Eglises d'Asie

Les chrétiens restent prudents quant à la reprise du dialogue entre Aung San Suu Kyi et le gouvernement

Publié le 18/08/2011




 Interrogés sur la reprise du dialogue entre l’opposante Aung San Suu Kyi et le gouvernement en place, différents responsables chrétiens répondent qu’il est trop tôt pour se prononcer et préfèrent se cantonner à un attentisme prudent.
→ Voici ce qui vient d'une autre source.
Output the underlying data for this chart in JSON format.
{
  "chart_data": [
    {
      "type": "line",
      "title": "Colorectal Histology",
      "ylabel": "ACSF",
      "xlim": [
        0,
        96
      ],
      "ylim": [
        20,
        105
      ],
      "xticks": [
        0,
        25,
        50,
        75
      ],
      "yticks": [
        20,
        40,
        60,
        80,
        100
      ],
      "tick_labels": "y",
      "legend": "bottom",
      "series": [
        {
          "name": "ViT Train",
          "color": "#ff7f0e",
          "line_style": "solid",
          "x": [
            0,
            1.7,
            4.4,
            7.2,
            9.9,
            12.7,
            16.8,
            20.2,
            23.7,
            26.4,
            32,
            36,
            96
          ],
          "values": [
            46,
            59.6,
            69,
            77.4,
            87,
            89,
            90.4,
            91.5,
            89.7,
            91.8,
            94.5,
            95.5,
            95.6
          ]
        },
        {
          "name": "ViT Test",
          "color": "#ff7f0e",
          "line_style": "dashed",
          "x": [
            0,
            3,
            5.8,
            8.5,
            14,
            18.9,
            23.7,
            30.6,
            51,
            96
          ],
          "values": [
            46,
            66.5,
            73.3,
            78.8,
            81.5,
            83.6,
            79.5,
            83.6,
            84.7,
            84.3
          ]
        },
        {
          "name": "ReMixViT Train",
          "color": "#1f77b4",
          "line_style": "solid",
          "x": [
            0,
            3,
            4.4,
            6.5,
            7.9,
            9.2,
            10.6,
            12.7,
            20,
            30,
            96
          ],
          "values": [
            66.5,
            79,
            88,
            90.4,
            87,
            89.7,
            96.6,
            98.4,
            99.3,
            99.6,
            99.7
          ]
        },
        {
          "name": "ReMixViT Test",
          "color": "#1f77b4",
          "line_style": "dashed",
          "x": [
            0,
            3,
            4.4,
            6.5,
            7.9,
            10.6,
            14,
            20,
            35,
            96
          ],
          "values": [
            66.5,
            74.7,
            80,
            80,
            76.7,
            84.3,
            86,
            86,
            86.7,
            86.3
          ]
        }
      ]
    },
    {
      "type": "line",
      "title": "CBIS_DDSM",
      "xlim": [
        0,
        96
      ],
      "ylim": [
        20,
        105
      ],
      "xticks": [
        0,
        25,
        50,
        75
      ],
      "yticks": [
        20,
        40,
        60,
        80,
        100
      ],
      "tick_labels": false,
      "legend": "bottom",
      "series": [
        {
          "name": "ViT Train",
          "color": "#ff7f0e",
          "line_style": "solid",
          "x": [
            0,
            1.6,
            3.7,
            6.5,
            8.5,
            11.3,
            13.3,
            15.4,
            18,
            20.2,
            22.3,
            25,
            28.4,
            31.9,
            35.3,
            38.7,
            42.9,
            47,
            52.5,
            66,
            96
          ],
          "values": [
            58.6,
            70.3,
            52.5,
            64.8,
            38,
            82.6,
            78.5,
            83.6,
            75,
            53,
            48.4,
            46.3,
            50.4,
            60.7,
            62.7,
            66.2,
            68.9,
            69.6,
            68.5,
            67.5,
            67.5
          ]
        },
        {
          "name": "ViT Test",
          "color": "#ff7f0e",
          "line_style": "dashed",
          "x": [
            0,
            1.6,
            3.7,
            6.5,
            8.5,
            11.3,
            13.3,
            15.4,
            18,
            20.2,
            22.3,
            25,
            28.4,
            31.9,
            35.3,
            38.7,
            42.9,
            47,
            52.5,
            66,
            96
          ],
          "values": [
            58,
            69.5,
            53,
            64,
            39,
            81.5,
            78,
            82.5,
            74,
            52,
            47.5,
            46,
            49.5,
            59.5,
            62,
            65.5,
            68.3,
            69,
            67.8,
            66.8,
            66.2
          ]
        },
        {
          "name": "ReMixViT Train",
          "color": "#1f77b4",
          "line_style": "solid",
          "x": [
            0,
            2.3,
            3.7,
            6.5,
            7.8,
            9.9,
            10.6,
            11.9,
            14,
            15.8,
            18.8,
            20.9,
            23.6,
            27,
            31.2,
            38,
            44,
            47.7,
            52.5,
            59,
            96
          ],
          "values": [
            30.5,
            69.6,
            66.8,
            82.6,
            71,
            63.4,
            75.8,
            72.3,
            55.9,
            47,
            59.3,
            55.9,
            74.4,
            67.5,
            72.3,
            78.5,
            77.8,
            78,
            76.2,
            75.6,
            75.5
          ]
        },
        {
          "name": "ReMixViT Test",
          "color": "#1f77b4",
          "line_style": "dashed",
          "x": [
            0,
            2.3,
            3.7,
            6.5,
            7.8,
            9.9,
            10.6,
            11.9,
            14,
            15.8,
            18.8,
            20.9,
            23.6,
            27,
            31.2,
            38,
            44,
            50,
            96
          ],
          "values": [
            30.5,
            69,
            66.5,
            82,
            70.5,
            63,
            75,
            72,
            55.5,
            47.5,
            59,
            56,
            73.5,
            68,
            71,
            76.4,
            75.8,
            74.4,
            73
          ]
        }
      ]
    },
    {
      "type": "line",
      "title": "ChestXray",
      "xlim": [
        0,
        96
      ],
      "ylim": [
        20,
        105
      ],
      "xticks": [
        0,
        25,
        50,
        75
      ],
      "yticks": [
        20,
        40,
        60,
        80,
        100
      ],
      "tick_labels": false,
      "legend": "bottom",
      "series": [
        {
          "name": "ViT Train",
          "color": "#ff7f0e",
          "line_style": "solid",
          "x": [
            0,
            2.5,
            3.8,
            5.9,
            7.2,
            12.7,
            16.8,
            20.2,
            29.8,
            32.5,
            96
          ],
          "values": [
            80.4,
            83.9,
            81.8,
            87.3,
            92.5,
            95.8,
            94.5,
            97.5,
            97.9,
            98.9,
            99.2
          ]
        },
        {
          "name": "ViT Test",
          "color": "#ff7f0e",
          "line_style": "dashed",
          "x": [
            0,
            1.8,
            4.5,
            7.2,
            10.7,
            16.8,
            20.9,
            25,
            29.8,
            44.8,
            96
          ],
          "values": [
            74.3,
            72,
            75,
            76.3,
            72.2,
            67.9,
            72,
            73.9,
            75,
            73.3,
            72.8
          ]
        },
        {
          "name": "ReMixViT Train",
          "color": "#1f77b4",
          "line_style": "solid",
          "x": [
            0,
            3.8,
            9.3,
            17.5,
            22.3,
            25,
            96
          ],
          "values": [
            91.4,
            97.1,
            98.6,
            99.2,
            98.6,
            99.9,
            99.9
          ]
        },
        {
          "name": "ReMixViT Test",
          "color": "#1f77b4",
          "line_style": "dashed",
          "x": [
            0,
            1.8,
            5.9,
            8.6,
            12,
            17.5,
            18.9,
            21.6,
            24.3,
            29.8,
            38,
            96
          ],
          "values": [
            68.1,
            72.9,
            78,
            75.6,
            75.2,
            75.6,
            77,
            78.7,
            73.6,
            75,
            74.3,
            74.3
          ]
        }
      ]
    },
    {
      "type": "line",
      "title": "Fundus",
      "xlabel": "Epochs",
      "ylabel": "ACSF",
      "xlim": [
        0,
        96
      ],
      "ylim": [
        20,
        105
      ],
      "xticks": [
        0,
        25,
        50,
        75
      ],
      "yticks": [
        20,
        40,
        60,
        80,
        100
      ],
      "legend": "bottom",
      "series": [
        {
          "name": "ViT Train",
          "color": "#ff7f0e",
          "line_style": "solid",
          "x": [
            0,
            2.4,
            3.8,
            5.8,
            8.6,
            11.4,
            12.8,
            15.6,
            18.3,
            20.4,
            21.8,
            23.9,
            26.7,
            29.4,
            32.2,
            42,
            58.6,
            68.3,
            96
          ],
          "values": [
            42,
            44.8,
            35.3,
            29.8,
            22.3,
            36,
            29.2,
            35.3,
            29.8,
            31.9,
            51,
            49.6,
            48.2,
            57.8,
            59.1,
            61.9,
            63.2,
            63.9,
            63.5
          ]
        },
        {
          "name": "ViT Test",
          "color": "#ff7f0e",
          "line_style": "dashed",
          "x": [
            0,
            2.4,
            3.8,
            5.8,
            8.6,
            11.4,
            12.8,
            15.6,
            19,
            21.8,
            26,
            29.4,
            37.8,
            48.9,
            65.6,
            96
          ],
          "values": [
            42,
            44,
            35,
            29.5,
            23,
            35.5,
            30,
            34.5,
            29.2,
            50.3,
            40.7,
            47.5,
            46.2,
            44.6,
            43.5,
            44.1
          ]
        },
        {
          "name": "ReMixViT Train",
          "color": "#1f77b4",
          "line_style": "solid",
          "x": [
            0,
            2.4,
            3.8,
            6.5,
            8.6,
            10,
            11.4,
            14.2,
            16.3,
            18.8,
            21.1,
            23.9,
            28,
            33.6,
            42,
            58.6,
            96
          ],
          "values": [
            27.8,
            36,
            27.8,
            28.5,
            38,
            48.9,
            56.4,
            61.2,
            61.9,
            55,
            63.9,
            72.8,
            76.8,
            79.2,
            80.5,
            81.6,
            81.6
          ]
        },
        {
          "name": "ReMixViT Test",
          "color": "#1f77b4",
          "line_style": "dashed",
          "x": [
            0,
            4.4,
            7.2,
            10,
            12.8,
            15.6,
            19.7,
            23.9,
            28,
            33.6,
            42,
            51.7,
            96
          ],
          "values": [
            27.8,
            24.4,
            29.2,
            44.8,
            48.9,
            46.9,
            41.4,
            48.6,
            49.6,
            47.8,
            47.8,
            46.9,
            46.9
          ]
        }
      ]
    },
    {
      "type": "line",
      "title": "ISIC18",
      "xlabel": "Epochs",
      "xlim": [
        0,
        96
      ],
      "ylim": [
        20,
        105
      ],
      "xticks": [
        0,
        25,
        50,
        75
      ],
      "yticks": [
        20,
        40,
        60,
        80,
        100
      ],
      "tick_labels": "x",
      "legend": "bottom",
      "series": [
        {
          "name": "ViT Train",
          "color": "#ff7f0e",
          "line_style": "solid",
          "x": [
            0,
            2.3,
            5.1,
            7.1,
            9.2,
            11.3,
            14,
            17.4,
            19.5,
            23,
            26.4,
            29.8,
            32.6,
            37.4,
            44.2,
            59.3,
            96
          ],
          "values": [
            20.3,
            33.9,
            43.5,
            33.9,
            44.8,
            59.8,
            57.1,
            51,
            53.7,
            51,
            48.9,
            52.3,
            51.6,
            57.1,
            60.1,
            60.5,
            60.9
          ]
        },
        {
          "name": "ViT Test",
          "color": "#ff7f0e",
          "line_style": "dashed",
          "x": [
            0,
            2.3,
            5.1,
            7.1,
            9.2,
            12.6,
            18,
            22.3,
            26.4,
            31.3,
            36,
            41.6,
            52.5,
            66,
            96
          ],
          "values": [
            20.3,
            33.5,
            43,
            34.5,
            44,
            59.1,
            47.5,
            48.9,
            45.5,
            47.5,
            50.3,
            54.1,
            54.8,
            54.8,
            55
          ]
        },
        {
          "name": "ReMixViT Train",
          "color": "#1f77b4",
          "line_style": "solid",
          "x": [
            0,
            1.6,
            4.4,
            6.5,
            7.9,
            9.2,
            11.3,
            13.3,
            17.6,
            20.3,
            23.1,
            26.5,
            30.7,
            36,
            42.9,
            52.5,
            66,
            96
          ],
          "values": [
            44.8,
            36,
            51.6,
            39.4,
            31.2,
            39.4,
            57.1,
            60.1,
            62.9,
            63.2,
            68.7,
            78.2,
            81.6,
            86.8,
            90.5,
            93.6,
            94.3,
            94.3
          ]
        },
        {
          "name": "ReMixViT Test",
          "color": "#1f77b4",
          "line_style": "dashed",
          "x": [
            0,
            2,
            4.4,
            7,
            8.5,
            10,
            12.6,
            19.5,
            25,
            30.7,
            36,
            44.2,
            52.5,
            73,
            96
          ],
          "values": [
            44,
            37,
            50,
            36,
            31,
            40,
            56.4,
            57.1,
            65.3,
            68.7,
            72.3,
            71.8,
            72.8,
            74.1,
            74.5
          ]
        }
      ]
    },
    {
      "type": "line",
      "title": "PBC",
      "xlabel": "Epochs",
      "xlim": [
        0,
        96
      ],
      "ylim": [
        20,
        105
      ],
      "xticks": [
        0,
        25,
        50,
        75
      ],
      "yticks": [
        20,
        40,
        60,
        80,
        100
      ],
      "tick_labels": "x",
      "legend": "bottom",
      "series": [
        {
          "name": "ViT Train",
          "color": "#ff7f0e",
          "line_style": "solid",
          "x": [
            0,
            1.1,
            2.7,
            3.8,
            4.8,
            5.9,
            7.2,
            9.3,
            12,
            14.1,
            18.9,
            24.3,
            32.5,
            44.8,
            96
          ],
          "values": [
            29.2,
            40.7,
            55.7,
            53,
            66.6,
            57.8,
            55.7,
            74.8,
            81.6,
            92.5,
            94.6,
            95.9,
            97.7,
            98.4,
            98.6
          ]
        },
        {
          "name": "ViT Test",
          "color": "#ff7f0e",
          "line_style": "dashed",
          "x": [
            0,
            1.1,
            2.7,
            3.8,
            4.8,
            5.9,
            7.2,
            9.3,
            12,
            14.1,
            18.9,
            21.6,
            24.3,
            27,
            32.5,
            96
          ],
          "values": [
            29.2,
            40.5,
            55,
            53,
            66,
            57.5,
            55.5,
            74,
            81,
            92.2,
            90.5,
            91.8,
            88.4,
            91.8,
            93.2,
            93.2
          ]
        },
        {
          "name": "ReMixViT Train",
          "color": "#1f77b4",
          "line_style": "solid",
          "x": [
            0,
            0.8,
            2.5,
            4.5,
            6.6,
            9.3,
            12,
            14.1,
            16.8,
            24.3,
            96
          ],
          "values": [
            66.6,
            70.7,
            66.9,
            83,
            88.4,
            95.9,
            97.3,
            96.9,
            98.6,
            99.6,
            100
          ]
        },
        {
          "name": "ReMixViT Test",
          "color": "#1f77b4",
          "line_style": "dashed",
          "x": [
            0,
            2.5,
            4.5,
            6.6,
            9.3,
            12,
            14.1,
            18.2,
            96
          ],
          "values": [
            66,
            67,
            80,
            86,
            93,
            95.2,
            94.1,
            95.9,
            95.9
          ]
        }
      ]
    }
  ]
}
 A en juger par les discours tenus en public, la « réconciliation nationale » est l’objectif recherché par toutes les parties en présence. Le 13 novembre dernier, devant la foule considérable qui l’attendait devant le quartier général de la LND (Ligue nationale pour la démocratie), officiellement dissoute, Aung San Suu Kyi, tout juste libérée de sept années de résidence surveillée, avait appelé les Birmans à œuvrer pour le bien de leur pays. « Ne soyons pas déçus par la situation présente du Myanmar mais aujourd’hui marchons ensemble sur le chemin qui nous mènera à la démocratie », avait-elle déclaré. Plus récemment, le 12 août, à l’issue de leur deuxième entrevue, le ministre du Travail U Aung Kyi et l’opposante ont publié un communiqué évoquant une « coopération constructive » entre les deux parties, le gouvernement appelant Aung San Suu Kyi à se joindre aux efforts visant à la « réconciliation nationale » dans le pays.

Le contexte politique actuel demeure toutefois très incertain. Depuis les élections décriées de novembre dernier, la junte du généralissime Than Shwe s’est autodissoute et a passé la main, fin mars, à un gouvernement présenté comme « civil » mais entièrement contrôlé par les militaires. La libération de la lauréate du prix Nobel de la paix a toutefois ouvert la voie à une reprise du dialogue entre le gouvernement et l’opposition même si la marge de manœuvre de cette dernière semble étroite. Le 12 août, le ministre de l’Information Kyaw Hsan a enjoint l’opposante d’enregistrer officiellement la LND comme parti politique – ce qui reviendrait à reconnaître la légitimité du gouvernement. Aung San Suu Kyi n’a pas donné suite à cette demande, se contentant d’élargir l’espace de liberté qui lui était alloué.

Ainsi, le 14 août, Aung San Suu Kyi a quitté Rangoun pour la première fois depuis sa remise en liberté afin d’effectuer un déplacement qualifié par ses proches de « politique ». Malgré les mises en garde du régime quant à sa sécurité (1), l’opposante, accompagnée par des journalistes, des diplomates et des membres de son parti, s’est rendu à Bago (ex-Pegu), à 80km au nord-est de Rangoun, où plusieurs milliers de ses partisans l’ont accueillie dans une pagode. L’opposante a ensuite inauguré deux bibliothèques et rencontré une organisation de jeunes. Que ce soit par le biais d’une lettre ouverte au président, publiée à la mi-juillet, ou d’un communiqué daté du 11 août, Aung San Suu Kyi met l’accent sur l’unité nationale. Dans sa lettre, elle a offert son aide au chef de l’exécutif pour parvenir à un cessez-le-feu entre l’armée et les groupes ethniques qui ont récemment repris les armes (les Kachin et les Karen). Dans le communiqué du 11 août, elle a appelé la Birmanie et ses partenaires chinois à réexaminer le projet de barrage actuellement en construction dans l’Etat Kachin afin d’éviter « des conséquences qui pourraient mettre en danger des vies et des habitations » (2).

Dans ce contexte éminemment incertain, les responsables chrétiens restent prudents. Interrogé par l’agence Ucanews (3), un pasteur protestant confie sous le sceau de l’anonymat : « Il est urgent d’attendre et de voir ce qui va se passer. Le gouvernement ‘civil’ peut simplement chercher à s’attirer les bonnes grâces de l’opinion internationale, en vue d’obtenir la levée des sanctions internationales et dans la perspective de 2014, lorsque la Birmanie assumera la présidence de l’ASEAN (Association des Nations du Sud-Est asiatique). »

Un responsable catholique, qui requiert aussi l’anonymat, ne se montre pas plus disposé à se prononcer. Selon lui, les deux rencontres entre Aung San Suu Kyi et le ministre du Travail ainsi que le déplacement de l’opposante à Bagu sont seulement le signe des quelques changements introduits depuis la mise en place, en mars dernier, du gouvernement civil. La liberté d’expression s’est quelque peu améliorée, les autorités se montrent un peu plus réceptives aux avis émis par la population, mais les progrès s’arrêtent là. « Beaucoup doutent de la capacité du président (Thein Sein) à diriger le pays. Il y a bien quelques signaux positifs de changement mais les progrès sont trop lents », explique ce responsable qui s’interroge sur les desseins réels des autorités.